Why steering clear of the Middle East is a terrible idea

Why steering clear of the Middle East is a terrible idea

Much as the United States may like to, staying out the Middle East just isn’t an option — not if security is a priority.

Last month, Jeff Stein and Jonathan Broder wrote an article at Newsweek. It’s worth reading. Defending President Barack Obama’s foreign policy, the authors reference Roman strategy to suggest that America “may have to learn to live” with Middle Eastern chaos:

“As the Roman historian Tacitus wrote… ‘The Germanic tribes, left alone, would become divided again and cease to be dangerous.’ That might well be the hard lesson America has to learn.”

It’s a tempting argument, after years of war that have killed or wounded tens of thousands of Americans — and cost trillions of dollars. As former Defense Secretary Robert Gates put it in 2011, “any future defense secretary who again advises the president to send a large army into Asia or the Middle East or Africa should have his head examined.”

I share that sentiment.

Still, we must be cautious about caution. The prospect of security without exerting international influence is a mirage. Today, in the absence of U.S. influence, various factions in the Middle East render American interests increasingly vulnerable.

Consider America’s war against Islamic State. Here, President Obama’s strategy is openly focused on restraining the extremist organization rather than defeating it. Recognizing the political roots of its power, Obama believes defeating Islamic State won’t be accomplished without indigenous leadership. Strategist Andrew Bacevich echoes his philosophy:

“These are problems that the people in the region are going to have to figure out how to solve […] at the end of the day, they will have a better chance of solving their own problems than we will have a chance of imposing a solution on them.”

It sounds good. But this assessment has two central flaws.

First, it assumes that the conflicted factions will ever achieve compromise. Second, it limits American power to the derogatory notion of “imposed” solutions.

Unfortunately, Islamic State is not a static, localized threat. Driven by a “total war” ideology, and empowered by extraordinary self-belief, the organization is metastasizing globally, as thousands of Salafi-Jihadists now pledge loyalty to Islamic State. Moreover, embracing brutality as the standard of holy credibility, IS has catalyzed jihadist aggression in general.

And by deliberately relinquishing American influence in the Middle East, Obama has allowed others to fill the vacuum.
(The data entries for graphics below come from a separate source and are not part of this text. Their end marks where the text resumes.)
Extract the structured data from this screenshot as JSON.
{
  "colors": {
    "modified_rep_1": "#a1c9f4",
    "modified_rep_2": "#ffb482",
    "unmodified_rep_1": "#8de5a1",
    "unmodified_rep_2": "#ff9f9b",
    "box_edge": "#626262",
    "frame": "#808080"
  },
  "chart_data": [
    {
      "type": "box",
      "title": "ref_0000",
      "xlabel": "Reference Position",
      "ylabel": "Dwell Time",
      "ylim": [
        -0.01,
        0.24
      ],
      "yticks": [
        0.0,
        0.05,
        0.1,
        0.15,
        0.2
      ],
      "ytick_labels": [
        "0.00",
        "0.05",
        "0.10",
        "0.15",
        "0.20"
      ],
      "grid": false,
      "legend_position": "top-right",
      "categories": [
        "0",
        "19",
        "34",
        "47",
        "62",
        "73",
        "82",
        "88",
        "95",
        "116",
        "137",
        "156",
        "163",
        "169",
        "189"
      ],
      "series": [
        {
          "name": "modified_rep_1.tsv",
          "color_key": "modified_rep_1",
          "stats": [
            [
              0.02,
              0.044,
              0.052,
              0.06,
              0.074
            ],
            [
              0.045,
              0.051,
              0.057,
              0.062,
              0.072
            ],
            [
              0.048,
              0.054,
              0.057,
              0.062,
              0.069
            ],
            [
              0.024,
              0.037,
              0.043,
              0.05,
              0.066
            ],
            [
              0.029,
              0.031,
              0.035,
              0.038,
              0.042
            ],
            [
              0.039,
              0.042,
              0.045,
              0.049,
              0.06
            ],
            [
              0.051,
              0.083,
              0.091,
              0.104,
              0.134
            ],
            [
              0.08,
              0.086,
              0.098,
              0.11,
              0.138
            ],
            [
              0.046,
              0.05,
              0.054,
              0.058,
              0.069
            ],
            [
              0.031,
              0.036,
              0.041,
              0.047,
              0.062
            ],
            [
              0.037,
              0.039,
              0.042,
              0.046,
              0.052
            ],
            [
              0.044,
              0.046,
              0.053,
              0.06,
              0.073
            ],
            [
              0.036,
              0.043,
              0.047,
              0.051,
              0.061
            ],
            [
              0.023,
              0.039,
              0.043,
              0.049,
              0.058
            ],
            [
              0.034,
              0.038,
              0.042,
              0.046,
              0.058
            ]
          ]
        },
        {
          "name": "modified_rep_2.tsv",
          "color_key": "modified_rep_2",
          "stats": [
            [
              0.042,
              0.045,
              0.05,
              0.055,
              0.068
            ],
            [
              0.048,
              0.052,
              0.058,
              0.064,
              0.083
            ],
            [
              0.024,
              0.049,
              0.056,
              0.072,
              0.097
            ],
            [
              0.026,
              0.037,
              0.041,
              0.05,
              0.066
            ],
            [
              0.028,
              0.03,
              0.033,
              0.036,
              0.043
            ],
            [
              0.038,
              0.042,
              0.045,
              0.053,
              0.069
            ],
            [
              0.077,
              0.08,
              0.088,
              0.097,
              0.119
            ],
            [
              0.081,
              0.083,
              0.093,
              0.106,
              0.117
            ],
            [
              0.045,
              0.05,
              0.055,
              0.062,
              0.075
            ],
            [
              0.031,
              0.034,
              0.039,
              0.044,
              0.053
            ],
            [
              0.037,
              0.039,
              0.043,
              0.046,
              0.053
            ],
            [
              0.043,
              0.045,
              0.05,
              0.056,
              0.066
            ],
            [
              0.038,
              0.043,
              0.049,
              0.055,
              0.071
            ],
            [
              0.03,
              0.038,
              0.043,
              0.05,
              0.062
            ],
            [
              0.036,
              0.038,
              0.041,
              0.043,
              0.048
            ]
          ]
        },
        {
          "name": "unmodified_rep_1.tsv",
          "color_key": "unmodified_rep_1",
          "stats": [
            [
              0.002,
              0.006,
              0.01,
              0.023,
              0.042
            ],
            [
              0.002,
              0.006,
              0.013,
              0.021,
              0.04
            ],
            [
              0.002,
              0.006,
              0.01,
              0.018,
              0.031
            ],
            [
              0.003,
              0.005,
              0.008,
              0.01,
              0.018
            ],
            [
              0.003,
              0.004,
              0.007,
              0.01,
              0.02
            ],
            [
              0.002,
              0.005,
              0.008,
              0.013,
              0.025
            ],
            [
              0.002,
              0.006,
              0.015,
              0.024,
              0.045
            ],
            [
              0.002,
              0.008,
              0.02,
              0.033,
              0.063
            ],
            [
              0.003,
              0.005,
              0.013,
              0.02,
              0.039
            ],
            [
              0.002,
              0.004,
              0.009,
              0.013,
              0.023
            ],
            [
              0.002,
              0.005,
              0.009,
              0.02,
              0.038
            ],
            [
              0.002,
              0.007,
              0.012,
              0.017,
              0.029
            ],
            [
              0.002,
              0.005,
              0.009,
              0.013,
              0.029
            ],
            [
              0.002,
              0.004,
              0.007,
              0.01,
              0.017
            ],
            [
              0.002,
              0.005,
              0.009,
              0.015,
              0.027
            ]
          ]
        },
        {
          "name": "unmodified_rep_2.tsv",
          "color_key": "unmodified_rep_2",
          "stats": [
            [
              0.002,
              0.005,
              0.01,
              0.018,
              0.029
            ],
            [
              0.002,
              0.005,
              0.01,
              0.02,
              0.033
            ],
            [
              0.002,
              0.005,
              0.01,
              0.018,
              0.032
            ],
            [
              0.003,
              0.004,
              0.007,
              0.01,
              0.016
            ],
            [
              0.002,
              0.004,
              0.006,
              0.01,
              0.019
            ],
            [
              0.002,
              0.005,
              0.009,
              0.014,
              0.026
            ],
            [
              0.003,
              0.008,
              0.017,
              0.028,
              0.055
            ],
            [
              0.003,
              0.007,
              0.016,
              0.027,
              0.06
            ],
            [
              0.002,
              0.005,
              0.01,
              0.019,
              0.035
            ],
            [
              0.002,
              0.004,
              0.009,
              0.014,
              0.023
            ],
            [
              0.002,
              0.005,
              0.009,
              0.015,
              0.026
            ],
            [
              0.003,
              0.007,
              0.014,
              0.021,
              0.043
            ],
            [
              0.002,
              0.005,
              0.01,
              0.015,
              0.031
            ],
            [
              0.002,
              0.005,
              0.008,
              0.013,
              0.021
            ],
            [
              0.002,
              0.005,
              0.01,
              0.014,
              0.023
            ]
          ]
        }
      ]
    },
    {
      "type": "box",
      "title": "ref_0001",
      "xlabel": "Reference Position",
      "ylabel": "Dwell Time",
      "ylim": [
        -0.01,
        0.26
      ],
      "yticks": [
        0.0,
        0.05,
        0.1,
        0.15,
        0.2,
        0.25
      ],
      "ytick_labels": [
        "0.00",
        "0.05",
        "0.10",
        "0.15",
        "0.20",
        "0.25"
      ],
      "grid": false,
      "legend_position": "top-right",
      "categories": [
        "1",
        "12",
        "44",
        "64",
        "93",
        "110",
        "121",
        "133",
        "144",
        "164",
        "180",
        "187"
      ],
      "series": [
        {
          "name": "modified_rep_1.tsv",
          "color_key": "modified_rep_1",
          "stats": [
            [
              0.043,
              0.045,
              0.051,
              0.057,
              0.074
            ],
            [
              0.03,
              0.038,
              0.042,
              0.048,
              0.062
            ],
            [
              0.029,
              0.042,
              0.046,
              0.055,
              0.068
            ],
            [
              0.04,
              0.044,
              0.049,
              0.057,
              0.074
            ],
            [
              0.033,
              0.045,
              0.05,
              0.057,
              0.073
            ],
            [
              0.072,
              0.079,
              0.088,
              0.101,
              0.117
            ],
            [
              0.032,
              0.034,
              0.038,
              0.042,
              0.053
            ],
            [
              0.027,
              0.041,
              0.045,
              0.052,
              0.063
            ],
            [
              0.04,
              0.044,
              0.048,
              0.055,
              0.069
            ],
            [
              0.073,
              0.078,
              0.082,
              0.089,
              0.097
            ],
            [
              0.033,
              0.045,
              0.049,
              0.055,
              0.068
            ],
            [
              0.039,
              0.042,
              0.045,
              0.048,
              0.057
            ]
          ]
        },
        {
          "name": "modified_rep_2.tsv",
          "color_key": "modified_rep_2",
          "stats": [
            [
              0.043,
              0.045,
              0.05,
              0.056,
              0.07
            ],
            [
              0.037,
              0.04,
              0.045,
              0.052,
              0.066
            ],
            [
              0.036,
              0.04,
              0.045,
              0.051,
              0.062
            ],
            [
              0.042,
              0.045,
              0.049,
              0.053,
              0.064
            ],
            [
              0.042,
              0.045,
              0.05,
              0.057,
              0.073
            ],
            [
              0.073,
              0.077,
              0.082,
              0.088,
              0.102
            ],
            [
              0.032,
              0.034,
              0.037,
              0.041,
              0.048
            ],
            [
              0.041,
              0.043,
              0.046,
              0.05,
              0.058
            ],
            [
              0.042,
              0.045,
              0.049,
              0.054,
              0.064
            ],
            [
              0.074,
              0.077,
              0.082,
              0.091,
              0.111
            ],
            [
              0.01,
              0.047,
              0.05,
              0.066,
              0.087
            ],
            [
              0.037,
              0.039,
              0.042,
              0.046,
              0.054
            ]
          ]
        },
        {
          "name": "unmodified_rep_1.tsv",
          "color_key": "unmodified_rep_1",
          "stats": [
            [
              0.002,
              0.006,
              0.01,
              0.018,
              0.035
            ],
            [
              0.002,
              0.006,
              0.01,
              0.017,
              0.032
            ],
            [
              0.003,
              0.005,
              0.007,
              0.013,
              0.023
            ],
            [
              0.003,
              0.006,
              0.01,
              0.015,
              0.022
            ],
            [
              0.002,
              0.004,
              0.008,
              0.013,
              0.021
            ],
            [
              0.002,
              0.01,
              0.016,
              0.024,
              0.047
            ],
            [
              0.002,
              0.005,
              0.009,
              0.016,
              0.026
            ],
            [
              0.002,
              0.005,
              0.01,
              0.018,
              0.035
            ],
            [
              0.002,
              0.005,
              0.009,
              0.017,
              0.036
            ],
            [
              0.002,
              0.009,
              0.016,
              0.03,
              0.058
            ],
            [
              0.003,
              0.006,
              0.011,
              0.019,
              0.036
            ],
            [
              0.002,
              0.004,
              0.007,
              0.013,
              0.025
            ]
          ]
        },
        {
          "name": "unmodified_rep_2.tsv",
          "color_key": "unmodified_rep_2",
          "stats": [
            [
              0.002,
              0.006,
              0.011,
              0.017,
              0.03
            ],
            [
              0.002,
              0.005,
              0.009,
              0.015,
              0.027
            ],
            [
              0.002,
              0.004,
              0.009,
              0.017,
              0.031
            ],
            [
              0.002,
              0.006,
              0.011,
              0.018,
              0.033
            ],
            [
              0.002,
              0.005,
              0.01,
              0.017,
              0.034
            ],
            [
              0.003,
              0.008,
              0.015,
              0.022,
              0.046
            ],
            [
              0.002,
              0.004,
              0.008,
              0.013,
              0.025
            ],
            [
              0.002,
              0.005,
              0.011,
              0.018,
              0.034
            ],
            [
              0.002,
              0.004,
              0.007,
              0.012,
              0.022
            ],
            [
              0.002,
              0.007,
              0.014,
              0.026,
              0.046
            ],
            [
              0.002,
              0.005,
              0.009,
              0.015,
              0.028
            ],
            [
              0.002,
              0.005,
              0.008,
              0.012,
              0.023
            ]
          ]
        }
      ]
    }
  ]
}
Notably, Iran.

Undeterred by America, Iran is fueling a Middle Eastern meltdown. Pursuing its own sectarianinterest in suppressing Sunni Muslims, Iran is encouraging Sunnis to believe that groups like Islamic State and al Qaeda are necessary guardians.

Consider the chaos in Iraq’s Anbar province. Home to an array of Sunni tribes allied against Islamic State, Anbar offers a place to mobilize regional forces to defeat the fanatics. Yet because Obama fears that arming the tribes will anger Iran, he’s sacrificed a real means of defeating Islamic State.

Thus we see the weakness of the Obama-Bacevich “imposing a solution” narrative. Its over-broad interpretation of “imposing” has displaced meaningful strategic alternatives — for one, America’s possibility to act as a critical interlocutor. By deriding such thoughts as neo-conservative arrogance, Obama is enabling the politicization of sectarianism.

Of course, this isn’t to say that America can revert to old doctrines in the Middle East. Many Republicans, for example, are deeply misguided in their belief that supporting pro-American autocracies underpins U.S. security. On the contrary, U.S. support for authoritarians fuelspopular extremism. Political Islam must be moderated, but Islamists must also have avenues of expression.

Nevertheless, leaving the Middle East alone won’t drain it of chaos. This takes us back to Stein and Broder’s conclusion. The authors rightly point out that Rome preserved its power with strategic caution. But Rome’s caution wasn’t all-defining but instead calibrated to occasional, vigorous interaction. Rome forged or co-opted allies, and deterred foes in the looming shadow of its greater power.

Rightly neglecting imperial ambitions, with a mind to protecting U.S. interests, Obama should do the same.